The first university settlement house was established at Toynbee Hall, in London in 1884, and it became a model for others across Britain and the United States. The settlement was founded by Rev Samuel Barnett, a Church of England vicar, and his wife Henrietta, as its website states, 'in response to a growing realisation that enduring social change would not be achieved through the existing individualised and piecemeal approaches'.
The plan was to create a place where the future leaders of the country might live and work as volunteers in London’s East End, 'bringing them face to face with poverty, and giving them the opportunity to develop practical solutions that they could take with them into national life'. So students from Oxford and Cambridge universities were given the opportunity to live in the settlement house in the East End of London, providing a range of educational and social services to the neighbouring community and its residents, including clubs and societies, conferences on social problems, University Extension lectures and recreational activities. Within 15 years of Toynbee Hall starting, over 30 other settlements had been started, with settlements for women students as well as men (see Bamford, 2015).

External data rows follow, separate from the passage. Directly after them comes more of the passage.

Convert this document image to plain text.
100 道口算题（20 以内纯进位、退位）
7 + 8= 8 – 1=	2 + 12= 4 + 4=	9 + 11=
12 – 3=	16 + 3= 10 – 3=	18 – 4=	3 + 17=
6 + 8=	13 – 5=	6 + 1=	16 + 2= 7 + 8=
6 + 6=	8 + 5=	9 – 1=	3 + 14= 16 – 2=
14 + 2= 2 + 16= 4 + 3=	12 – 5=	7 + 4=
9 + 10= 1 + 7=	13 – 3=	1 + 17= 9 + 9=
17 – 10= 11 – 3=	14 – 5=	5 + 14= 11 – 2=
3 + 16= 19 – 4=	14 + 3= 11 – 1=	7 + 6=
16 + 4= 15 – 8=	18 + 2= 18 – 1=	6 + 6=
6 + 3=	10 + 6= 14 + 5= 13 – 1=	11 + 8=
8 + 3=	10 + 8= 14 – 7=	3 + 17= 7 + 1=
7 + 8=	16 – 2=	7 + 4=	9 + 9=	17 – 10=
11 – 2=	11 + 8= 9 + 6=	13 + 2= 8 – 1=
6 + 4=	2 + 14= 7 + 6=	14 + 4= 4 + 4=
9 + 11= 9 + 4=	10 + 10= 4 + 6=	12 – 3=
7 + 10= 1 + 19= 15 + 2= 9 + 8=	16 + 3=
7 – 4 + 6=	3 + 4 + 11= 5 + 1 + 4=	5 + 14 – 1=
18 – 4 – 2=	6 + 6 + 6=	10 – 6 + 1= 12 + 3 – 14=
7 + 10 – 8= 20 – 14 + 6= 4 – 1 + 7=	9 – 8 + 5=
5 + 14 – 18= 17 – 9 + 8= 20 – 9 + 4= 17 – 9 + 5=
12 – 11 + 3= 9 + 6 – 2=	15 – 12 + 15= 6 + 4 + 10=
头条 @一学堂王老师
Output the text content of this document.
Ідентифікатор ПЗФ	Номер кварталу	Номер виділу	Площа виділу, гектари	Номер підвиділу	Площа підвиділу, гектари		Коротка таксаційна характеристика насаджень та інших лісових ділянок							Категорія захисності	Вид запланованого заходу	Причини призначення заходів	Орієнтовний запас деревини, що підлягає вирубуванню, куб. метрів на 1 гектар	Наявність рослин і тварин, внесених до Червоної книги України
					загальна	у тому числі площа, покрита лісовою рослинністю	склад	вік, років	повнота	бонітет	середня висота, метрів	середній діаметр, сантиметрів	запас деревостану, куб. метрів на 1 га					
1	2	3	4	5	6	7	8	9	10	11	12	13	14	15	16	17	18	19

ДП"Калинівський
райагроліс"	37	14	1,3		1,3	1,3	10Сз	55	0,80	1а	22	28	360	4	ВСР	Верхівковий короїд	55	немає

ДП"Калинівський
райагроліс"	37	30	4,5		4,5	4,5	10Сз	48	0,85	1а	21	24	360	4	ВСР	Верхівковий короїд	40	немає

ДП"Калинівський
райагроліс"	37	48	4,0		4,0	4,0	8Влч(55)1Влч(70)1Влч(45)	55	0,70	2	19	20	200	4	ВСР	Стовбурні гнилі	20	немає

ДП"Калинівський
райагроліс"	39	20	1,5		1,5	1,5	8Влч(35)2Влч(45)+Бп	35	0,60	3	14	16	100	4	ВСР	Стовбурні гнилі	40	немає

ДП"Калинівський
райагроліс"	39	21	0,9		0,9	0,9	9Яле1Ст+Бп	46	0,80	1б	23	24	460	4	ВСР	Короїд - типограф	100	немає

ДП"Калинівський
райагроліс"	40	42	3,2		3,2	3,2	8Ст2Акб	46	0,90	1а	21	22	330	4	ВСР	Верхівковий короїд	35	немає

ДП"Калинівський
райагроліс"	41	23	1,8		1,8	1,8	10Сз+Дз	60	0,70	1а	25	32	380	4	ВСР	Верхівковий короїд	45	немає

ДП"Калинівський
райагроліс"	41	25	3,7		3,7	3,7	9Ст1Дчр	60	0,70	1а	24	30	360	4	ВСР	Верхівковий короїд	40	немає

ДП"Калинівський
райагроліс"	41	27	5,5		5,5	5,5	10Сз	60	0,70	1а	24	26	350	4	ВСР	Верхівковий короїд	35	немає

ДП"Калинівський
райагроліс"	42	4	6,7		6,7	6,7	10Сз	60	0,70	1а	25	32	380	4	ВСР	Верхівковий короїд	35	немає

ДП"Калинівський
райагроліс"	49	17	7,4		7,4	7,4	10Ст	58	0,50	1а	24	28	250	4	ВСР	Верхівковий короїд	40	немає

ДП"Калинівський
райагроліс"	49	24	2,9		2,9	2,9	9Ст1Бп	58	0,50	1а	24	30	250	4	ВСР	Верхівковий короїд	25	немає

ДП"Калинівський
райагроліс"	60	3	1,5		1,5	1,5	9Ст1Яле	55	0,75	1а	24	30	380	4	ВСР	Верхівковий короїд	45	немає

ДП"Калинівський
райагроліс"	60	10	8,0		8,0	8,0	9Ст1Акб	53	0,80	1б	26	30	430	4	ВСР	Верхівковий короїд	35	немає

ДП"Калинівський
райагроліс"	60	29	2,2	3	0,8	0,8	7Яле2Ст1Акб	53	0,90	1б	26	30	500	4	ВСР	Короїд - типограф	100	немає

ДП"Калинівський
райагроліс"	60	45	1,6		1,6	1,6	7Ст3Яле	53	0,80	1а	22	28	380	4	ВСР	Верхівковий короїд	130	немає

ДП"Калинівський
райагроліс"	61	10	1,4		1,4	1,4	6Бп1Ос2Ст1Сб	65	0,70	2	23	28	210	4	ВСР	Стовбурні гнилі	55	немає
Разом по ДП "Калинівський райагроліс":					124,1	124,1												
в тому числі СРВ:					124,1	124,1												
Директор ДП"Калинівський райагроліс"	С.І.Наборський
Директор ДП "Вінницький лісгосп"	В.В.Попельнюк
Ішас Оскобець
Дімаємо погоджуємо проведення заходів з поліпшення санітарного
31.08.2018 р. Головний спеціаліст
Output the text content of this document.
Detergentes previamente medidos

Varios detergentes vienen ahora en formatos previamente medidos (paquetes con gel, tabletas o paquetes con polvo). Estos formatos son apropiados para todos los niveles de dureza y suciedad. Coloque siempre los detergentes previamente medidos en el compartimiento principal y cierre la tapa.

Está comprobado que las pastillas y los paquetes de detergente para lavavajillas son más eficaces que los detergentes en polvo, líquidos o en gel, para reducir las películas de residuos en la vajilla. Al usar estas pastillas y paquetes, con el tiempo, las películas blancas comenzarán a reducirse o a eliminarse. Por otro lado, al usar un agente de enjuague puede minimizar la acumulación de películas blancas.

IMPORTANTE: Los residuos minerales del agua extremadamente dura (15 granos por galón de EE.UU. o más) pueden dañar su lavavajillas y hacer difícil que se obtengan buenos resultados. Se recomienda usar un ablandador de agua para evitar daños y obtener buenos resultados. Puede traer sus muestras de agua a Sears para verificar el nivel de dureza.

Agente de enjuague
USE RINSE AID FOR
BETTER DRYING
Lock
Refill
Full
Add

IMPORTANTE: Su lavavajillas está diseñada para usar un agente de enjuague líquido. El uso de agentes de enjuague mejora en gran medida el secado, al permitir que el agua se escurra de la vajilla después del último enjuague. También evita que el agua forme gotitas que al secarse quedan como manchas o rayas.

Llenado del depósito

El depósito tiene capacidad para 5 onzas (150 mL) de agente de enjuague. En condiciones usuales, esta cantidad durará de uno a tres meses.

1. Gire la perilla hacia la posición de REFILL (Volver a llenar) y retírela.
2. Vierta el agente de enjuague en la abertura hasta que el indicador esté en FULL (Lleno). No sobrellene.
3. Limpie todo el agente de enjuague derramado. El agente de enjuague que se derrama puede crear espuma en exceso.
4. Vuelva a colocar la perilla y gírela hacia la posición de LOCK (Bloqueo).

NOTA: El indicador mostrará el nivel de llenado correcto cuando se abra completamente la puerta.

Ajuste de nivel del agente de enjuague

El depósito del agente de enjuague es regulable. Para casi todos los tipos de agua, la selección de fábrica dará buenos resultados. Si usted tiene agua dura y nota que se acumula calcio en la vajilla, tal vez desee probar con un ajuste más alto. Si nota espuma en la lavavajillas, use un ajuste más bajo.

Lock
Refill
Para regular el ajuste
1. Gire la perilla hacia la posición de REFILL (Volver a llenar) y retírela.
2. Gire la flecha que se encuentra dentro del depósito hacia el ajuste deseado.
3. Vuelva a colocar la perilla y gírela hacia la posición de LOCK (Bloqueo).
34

Scotland (2007) notes that some time before Toynbee Hall was established, a number of public school and univeristy 'missions' were already in existence in parts of London; for example, Uppingham School started a school mission in the east end in 1869, and Winchester College set up a mission at Bromley in 1876, while Christ Church Oxford did so in Poplar in 1881. What was new about Barnett's idea was the residential component - that the rich might learn from living amongst the poor. Bamford (2015) agrees. Writing about Barnett's approach, he reminds us that it was significant for two related reasons. Not only did it fly in the face of the individualising and blaming of other approaches including that of the Charity Organisation Society (COS), but Barnett believed in 'starting where the client is'; he argued that only by living and working alongside those living in poverty would we be able to fully understand 'the nature and impact of poverty on the human spirit'. And only through this might we begin to 'build on the strengths of the community' (p12)
Many of those who came to Toynbee Hall as students – including Clement Attlee, William Beveridge and Charles Booth – went on to bring about radical social change while maintaining a lifelong connection with Toynbee Hall. Practical training was, for them, a precursor to another profession – often the law or the church or politics, not an end in itself. But for middle-class women, such training was 'an occupational end in itself' (see Parry and Parry, 1979).
Toynbee Hall still helps the East End community in London today. The archives from its Victorian beginnings up to the present day are available at Toynbee Hall and at the London Metropolitan Archives.
Edinburgh University established its settlement in 1905.
Source: Toynbee Hall website, www.toynbeehall.org.uk/
Bamford, T. (2015) A Contemporary History of Social Work, Learning from the Past, Bristol: Policy Press.
Parry, N. and Parry, J. (1979) ‘Social Work, Professionalism and the State’, in Parry, N., Rustin, M. and Satyamurti (eds) Social Work, Welfare and the State, London: Edward Arnold.
Scotland, N. (2007) Squires in the Slums. Settlements and Missions in Late-Victorian London, London: I.B. Tauris.